Enfin, Helena Hirata et Danièle Kergoat présentent une revue générale des évolutions observées dans les théories et les problématiques de recherche exprimées en termes de division sexuelle du travail (DST). Les auteures soulignent fort justement qu’en 1998, parler de DST en France peut paraître à certains d’une grande banalité, surtout dans le domaine de la sociologie. On peut dire la même chose au Québec ou aux États-Unis, mais en même temps, on est forcé de constater que si ces thèmes sont fort présents en certains lieux, ils ne sont pas si présents dans nombre de colloques traitant des nouvelles formes d’organisation du travail, du « teamwork », des entreprises de haute performance, comme si les entreprises de la nouvelle économie avaient dépassé cette question de la ségrégation. Les chercheurs de relations industrielles admettent bien sûr l’ensemble des constats effectués par divers chercheurs en regard de la DST, mais ils n’en tiennent néanmoins pas toujours compte dans leurs recherches, qui demeurent encore souvent « gender blinded ». On parle des travailleurs, mais le travailleur-type auquel on fait référence est en fait un homme. Il y a bien sûr des exceptions, mais on peut se demander si l’approche différenciée selon le genre est un acquis. Les auteures soulignent aussi fort justement que la pensée en termes de complémentarité, de conciliation des rôles a pris une place croissante aux dépens d’une sociologie en termes de rapports sociaux et d’antagonismes. Pourtant, dans nos sociétés salariales, la division du travail entre les sexes est l’enjeu des rapports sociaux de sexe. La DST est au coeur du pouvoir que les hommes exercent sur les femmes. Pour autant, rappellent les auteures, le travail social et sa division entre les sexes n’est pas que domination. Il y a aussi lien social.

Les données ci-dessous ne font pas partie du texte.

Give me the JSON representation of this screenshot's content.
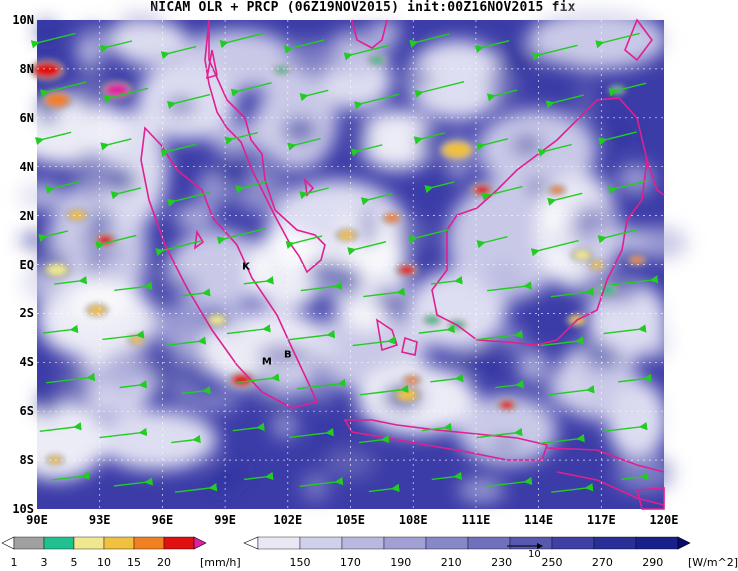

L’ensemble de ces textes nous invite à voir la division sexuelle du travail comme une réalité multiforme qui se transforme au fil des ans, mais à des rythmes différents, sous l’influence de divers facteurs, variables selon les pays, à savoir l’évolution des systèmes scolaires, des marchés du travail, des pratiques et politiques en matière d’emploi et d’accès à l’égalité en emploi, mais aussi des femmes et des hommes eux-mêmes.